Americans with Diabetes Rises to Nearly 26 million
Jan 26, 2011
The Centers for Disease Control and Prevention (CDC) has released the National Diabetes Fact Sheet, 2011—the most recent comprehensive assessment of the prevalence of diabetes in the United States—which shows that 25.8 million Americans have diabetes and another 79 million Americans are estimated to have pre-diabetes, raising their risk of type 2 diabetes, heart disease, and stroke.
The fact sheet also indicates that racial and ethnic minorities continue to have higher rates of diabetes, heightening concerns about health disparities among these populations. Compared to non-Hispanic whites, diabetes continues to be more prevalent among African Americans, people of African Ancestry, Hispanics/Latinos, American Indians, Alaska Natives, Asian Americans, and Pacific Islanders.

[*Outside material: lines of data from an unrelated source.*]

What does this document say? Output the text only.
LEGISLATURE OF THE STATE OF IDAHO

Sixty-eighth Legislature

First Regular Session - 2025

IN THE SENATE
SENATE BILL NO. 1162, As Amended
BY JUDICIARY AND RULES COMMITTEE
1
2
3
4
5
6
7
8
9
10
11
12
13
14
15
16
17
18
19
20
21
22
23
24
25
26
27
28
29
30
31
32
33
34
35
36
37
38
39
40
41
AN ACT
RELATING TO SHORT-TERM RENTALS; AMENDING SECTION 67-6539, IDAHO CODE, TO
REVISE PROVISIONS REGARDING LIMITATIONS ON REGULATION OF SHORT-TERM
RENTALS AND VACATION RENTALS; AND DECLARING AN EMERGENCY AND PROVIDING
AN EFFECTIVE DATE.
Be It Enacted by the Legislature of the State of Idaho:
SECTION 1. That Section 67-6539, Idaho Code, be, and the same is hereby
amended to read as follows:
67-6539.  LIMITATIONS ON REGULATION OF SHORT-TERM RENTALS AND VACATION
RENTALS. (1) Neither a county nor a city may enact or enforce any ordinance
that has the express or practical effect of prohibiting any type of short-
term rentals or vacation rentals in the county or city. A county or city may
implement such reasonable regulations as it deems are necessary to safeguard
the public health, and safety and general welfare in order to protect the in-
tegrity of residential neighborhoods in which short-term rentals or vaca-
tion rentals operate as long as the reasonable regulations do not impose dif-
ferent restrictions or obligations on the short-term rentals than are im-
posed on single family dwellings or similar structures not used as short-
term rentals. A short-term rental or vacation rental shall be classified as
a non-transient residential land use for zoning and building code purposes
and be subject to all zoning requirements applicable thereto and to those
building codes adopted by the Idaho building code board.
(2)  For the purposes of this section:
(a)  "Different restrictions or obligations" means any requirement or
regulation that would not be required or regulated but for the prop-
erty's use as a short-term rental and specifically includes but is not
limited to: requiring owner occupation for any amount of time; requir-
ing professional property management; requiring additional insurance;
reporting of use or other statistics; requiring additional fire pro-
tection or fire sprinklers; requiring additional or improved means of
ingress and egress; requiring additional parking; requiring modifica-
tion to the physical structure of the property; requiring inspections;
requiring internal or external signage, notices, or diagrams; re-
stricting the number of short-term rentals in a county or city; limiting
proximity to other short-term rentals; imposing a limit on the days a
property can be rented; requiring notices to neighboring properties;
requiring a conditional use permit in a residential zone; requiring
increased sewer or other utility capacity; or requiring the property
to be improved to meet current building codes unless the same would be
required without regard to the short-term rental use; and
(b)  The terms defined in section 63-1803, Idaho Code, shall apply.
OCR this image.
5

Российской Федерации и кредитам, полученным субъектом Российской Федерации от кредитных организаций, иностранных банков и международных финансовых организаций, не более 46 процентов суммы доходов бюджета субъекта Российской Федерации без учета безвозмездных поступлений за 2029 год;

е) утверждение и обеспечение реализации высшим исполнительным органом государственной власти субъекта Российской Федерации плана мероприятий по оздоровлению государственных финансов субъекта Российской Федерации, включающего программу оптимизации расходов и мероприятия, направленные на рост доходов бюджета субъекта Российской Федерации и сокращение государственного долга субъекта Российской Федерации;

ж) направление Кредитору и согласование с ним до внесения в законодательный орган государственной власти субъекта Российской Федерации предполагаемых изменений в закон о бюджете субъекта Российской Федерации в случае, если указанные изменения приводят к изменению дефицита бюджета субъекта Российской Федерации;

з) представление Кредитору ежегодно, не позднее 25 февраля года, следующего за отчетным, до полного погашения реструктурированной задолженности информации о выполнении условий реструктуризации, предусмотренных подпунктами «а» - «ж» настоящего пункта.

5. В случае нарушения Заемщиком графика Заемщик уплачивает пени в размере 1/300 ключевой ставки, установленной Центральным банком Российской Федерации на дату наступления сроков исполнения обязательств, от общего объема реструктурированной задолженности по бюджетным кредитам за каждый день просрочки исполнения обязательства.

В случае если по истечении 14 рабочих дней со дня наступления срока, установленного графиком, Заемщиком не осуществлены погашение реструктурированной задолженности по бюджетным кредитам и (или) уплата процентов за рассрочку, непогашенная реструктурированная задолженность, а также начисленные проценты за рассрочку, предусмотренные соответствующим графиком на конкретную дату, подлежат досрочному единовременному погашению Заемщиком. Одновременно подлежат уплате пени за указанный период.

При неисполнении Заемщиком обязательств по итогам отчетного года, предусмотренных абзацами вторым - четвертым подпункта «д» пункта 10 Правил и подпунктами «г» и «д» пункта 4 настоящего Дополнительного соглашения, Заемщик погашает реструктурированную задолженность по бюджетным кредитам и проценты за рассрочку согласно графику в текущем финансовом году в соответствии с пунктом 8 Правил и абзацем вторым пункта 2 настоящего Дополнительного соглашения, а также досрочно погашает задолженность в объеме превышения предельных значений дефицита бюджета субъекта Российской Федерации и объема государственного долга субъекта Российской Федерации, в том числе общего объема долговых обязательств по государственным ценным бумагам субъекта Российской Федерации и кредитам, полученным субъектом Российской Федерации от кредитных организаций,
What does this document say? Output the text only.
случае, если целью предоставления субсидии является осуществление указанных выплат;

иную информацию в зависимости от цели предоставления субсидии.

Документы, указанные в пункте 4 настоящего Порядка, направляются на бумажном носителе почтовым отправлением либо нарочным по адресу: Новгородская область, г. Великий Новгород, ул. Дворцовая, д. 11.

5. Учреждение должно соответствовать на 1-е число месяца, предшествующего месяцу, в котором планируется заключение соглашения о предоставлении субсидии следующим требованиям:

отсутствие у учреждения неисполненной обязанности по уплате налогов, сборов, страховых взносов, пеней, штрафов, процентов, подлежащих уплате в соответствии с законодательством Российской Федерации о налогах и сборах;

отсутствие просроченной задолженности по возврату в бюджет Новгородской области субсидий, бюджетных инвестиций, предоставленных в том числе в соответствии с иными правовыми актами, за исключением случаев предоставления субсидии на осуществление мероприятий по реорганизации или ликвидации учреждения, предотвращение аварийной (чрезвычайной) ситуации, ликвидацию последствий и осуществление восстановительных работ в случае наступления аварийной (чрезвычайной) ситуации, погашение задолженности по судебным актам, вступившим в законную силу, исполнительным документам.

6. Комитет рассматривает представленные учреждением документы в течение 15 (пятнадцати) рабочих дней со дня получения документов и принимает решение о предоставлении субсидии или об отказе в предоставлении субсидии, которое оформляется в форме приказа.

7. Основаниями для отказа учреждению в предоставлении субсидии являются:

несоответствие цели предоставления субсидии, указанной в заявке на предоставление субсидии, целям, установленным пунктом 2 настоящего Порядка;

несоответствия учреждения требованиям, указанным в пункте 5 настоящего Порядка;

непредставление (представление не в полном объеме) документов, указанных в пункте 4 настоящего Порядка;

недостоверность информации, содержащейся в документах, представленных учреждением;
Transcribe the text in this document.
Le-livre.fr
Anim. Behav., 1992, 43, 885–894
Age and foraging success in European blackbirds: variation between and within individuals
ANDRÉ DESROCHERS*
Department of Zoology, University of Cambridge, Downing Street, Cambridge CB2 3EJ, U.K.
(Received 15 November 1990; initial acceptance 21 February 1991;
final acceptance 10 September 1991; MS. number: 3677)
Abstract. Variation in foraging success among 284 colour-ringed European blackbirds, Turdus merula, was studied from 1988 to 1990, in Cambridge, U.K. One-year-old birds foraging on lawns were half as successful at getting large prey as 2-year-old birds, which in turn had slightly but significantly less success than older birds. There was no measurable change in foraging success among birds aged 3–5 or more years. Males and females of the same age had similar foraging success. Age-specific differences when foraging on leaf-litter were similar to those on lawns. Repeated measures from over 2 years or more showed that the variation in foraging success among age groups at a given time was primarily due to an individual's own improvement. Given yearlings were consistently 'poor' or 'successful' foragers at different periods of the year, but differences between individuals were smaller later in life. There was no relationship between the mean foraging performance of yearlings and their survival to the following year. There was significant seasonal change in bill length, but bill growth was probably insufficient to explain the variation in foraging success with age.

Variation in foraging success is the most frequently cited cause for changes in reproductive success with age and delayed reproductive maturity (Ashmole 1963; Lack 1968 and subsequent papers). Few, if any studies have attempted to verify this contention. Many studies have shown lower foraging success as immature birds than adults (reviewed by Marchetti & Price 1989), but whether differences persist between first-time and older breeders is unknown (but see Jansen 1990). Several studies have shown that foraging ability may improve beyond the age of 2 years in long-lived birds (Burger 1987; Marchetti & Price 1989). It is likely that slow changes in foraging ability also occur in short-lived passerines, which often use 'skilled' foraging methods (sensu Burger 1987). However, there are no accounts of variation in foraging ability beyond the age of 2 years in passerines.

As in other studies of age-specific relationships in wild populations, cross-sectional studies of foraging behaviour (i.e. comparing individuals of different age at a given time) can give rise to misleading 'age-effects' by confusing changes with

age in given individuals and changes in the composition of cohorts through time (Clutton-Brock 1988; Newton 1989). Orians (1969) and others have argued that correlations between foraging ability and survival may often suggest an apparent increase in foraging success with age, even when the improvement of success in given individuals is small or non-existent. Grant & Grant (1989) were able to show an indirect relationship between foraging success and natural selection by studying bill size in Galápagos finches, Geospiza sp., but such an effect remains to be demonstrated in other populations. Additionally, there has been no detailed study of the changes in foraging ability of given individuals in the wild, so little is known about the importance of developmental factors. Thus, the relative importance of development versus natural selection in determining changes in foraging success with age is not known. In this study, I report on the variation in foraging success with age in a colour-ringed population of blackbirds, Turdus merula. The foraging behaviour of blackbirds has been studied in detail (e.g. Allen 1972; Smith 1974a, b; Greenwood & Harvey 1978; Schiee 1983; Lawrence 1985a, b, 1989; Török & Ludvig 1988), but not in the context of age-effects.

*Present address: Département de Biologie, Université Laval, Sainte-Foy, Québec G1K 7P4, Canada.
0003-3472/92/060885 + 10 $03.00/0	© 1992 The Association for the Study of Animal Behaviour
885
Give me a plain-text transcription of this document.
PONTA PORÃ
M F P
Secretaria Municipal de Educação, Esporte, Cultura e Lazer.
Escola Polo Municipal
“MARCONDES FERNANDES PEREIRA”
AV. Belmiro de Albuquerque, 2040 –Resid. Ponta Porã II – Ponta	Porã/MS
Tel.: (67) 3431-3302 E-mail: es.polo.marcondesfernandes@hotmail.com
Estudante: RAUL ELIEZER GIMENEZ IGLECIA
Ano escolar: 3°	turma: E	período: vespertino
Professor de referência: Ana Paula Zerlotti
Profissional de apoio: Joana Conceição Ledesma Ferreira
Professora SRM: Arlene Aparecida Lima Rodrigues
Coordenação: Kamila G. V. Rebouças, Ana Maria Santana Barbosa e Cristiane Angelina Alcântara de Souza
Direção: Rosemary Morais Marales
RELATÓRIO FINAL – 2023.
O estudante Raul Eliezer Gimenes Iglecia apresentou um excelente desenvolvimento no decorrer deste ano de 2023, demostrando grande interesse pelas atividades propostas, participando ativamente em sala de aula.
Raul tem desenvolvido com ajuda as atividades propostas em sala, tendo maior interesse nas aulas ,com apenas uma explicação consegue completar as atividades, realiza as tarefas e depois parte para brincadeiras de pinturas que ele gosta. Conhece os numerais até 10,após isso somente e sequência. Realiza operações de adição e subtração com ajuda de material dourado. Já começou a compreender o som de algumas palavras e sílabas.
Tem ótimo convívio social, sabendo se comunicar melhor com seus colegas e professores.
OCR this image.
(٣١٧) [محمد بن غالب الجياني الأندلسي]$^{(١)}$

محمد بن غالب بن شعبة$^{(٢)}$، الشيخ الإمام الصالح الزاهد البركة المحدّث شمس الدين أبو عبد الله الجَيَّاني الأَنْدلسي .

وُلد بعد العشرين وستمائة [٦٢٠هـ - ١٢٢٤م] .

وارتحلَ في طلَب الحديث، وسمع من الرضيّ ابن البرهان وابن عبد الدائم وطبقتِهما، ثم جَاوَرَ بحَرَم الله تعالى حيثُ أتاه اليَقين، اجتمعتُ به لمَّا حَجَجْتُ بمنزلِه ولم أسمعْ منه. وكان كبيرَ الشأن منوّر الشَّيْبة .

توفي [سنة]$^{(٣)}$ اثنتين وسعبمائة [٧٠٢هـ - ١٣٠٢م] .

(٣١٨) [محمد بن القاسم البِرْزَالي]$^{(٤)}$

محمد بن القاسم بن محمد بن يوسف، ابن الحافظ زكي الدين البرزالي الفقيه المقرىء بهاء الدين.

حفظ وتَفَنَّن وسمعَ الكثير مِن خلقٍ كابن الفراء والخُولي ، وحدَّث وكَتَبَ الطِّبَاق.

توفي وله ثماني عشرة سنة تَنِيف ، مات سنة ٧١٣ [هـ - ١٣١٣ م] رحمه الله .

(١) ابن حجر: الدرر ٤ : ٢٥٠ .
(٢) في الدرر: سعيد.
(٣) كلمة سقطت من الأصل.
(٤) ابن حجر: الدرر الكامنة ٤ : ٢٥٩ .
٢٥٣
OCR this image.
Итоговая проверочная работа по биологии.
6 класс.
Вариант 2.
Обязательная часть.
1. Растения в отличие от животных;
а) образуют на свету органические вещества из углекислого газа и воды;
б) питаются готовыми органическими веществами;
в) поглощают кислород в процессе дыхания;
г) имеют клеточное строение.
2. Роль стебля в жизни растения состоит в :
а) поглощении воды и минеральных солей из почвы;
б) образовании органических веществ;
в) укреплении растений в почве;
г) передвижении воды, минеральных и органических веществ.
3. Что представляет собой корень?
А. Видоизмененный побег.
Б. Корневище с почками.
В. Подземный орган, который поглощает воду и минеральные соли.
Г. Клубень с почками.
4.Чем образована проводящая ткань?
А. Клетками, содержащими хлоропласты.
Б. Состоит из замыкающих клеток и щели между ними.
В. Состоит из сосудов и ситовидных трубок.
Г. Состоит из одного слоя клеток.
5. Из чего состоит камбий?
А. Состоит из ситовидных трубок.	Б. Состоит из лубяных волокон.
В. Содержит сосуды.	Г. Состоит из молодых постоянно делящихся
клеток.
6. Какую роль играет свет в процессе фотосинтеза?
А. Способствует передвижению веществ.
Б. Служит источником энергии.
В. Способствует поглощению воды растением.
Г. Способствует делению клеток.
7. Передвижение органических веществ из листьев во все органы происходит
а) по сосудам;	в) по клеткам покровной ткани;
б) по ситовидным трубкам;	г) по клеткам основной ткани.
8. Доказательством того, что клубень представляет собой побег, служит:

Older Americans also have higher rates of diabetes and pre-diabetes. Half of Americans age 65 and older have pre-diabetes, and nearly one-third have diabetes.
According to the statistics, type 2 diabetes is extremely rare among children younger than 10. Type 2 diabetes is still unusual among youth ages 10 to 19, but rates were greater for this age group than in younger children. There were higher rates of type 2 diabetes among minorities than non-Hispanic whites.